Roma 30.12.08 (corsera.it) a cura di Matteo Corsini
Gaza è il confine dell’Inferno,l’imbuto dove il mondo ha gettato la sua spazzatura e anche se qualcuno dal fondo urla,nessuno ascolta,nessuno vuole sapere come sono fatti quei volti straziati e decapitati dal tritolo.Anche le luci degli alberi di Natale non hanno più senso se le guardate attentamente,sono luci a intermittenza,una volta infondevano il caldo tepore delle festività,di quel pezzo di Paradiso che ognuno di noi serba nel cuore e cerca di raggiungere facendo sempre del suo meglio.
I confini di Gaza non hanno le luci,non conoscono quel tepore,non arriveranno mai oltre quella cortina di fumo,dove dietro attendono con impazienza i carri armati di entrare e calpestare quel popolo. E’ il mostro di Natale, l’impressionante carro allegorico della Guerra che Olmert ha fatto riprendere alle televisioni del mondo,che come cavallette impazzite devono vivere di quel cadavere purulento. Gaza è un cadavere ucciso,già ucciso, ritorturato,che offre il suo macabro spettacolo al mondo occidentale racchiuso nelle sue pellicce di agiatezza che attende il Capodanno per rompere i propri tabù da lettino dello psicoanalista.
Il confine dell’Inferno sono questi due mondi contrapposti,da una parte il baratro dall’altra i fuochi di artificio.

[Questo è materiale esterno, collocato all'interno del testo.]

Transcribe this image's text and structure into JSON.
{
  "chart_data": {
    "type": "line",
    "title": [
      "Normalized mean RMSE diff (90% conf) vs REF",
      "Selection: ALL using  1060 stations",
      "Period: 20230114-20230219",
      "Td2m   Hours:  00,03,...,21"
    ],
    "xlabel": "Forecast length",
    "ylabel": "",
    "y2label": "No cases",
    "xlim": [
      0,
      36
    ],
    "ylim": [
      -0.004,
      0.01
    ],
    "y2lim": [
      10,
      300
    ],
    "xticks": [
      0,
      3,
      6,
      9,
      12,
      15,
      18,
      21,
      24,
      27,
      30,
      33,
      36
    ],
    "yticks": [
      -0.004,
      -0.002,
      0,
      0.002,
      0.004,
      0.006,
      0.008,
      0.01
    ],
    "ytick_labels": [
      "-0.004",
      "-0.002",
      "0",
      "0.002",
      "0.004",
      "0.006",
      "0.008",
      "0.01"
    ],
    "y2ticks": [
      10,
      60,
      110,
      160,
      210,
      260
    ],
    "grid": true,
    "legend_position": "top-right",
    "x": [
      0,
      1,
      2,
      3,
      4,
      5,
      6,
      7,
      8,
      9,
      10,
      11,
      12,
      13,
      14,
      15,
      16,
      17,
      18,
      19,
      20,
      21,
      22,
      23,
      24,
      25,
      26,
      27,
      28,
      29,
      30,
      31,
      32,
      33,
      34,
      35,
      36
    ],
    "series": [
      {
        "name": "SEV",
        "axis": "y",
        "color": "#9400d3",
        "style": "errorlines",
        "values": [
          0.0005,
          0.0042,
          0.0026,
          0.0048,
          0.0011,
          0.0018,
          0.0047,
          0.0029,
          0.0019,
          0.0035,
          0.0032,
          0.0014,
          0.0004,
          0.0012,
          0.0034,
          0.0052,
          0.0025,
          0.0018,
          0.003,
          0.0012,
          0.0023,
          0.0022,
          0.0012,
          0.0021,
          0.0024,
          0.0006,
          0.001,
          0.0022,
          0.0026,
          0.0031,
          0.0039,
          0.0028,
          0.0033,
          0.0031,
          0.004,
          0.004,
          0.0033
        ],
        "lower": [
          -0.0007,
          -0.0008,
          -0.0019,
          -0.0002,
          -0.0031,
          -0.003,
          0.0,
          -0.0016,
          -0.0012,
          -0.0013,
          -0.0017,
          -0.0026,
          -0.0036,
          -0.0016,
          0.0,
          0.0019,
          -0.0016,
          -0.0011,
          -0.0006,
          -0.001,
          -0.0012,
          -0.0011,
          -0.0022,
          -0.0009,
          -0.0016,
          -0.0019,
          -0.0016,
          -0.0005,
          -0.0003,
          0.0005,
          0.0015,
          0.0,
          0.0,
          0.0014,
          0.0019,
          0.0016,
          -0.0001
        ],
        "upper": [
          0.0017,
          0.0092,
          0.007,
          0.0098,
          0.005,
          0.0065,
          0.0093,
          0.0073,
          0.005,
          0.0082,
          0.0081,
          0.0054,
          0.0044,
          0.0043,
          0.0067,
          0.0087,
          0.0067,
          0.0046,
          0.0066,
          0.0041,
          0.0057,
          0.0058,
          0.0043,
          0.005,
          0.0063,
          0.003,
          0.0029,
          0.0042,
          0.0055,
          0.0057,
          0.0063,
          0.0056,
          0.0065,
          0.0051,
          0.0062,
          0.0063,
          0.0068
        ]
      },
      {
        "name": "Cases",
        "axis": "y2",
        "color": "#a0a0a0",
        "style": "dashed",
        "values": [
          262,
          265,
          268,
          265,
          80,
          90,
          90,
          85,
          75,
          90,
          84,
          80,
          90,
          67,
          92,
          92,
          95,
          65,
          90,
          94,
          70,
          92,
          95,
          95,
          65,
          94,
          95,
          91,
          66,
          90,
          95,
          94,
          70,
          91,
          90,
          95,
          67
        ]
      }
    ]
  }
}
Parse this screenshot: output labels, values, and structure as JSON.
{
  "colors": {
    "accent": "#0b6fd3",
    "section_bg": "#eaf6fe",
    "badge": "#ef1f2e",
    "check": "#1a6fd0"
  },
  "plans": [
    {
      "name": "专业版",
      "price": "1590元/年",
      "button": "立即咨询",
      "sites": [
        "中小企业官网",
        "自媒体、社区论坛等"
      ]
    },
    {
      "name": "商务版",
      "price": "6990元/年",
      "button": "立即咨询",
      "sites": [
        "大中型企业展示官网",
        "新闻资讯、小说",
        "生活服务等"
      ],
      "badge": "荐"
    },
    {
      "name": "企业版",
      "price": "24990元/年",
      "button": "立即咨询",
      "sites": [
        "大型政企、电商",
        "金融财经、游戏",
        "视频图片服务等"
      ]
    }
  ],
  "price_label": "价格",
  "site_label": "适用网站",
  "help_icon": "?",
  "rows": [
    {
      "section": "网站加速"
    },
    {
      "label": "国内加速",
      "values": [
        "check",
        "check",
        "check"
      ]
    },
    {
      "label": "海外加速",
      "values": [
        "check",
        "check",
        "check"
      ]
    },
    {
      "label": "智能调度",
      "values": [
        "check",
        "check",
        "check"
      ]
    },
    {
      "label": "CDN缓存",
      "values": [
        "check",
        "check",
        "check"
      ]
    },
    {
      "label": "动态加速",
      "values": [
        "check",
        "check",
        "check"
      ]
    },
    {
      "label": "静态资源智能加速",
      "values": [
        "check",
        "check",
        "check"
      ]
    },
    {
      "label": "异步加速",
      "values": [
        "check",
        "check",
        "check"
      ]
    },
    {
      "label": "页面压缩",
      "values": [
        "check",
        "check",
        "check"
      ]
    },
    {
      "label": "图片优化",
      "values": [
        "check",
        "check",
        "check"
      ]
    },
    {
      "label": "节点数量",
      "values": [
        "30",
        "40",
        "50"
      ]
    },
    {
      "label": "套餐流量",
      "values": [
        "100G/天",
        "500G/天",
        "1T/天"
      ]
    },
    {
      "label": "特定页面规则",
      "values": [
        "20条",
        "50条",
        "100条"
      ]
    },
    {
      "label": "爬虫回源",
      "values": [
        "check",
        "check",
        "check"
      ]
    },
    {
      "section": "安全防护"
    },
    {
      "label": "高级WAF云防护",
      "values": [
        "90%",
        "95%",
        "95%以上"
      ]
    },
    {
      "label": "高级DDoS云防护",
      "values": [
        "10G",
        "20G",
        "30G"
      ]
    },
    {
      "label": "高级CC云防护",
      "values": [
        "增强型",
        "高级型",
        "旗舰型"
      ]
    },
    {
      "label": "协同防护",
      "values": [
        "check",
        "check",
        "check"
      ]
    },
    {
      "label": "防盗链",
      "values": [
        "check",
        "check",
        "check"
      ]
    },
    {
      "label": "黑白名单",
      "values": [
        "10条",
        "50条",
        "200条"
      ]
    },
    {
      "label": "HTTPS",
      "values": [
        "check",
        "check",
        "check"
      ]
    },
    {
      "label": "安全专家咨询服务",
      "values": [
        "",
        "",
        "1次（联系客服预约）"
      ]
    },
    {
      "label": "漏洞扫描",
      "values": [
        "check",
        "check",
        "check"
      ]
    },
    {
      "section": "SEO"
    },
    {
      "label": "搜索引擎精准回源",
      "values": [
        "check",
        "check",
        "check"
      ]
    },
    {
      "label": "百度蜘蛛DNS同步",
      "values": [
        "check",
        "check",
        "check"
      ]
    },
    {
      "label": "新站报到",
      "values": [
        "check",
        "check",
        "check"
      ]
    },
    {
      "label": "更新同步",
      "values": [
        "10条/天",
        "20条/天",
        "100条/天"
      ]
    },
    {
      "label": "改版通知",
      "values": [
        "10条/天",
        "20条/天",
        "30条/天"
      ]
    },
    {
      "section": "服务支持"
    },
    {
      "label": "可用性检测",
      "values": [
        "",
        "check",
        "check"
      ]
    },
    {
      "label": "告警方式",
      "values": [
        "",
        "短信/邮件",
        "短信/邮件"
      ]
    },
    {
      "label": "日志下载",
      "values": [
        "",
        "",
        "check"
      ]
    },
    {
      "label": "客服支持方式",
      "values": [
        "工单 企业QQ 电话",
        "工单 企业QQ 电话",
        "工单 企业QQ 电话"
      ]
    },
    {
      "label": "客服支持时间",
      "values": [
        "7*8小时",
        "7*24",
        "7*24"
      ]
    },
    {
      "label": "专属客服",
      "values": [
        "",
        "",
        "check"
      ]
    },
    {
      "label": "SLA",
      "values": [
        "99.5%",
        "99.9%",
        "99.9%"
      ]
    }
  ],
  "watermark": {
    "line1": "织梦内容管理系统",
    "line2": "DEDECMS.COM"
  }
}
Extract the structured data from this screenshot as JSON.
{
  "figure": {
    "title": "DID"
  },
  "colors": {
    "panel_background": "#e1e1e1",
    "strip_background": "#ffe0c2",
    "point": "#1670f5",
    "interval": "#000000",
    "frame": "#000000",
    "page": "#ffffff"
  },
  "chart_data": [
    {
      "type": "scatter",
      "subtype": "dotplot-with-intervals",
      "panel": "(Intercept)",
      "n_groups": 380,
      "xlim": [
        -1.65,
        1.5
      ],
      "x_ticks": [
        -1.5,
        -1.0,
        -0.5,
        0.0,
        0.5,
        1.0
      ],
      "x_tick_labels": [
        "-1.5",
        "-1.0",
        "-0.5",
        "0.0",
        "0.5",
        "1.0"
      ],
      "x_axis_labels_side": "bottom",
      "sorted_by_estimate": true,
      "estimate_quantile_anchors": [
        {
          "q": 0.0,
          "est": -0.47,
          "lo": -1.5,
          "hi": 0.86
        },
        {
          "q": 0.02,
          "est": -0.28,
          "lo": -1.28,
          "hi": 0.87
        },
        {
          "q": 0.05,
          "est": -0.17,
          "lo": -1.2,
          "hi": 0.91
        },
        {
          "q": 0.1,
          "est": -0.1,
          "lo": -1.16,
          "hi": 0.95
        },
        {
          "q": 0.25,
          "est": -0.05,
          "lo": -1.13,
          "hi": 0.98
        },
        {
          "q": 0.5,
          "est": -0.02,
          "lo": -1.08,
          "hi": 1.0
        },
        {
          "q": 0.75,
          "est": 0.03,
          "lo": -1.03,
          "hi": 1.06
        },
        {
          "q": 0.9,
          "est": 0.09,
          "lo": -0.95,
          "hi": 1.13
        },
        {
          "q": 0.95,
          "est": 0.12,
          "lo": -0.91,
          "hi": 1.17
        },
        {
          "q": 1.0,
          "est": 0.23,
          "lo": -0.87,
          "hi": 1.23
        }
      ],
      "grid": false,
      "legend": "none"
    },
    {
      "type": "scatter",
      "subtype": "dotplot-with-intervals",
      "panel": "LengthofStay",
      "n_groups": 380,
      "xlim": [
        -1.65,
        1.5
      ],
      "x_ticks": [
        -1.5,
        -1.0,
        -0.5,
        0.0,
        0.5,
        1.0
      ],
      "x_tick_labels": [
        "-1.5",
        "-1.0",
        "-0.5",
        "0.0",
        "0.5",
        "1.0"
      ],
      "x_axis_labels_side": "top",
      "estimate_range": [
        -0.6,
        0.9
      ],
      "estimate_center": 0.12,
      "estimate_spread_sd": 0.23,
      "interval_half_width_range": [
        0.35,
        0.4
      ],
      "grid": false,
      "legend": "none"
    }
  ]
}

Immaginiamo che tutto questo potesse essere ricostruito in un altro luogo e in un altro tempo,quali occasioni potrebbero cogliere questi uomini e queste donne?
Se il tempo fosse clemente nutrimento dalla pesca,se le scuole fossero buone ricchezza dalla produzione dei loro prodotti,se i confinanti fossero amici,profitto dal commercio e forse quei popoli finirebbero per avere molti parenti in comune. La domanda dunque è se possiamo ricostruire non soltanto i confini dell’Inferno ma anche quelli del Paradiso,dargli una forma possibile che determini la salvezza di questo popolo e la libertà dell’altro.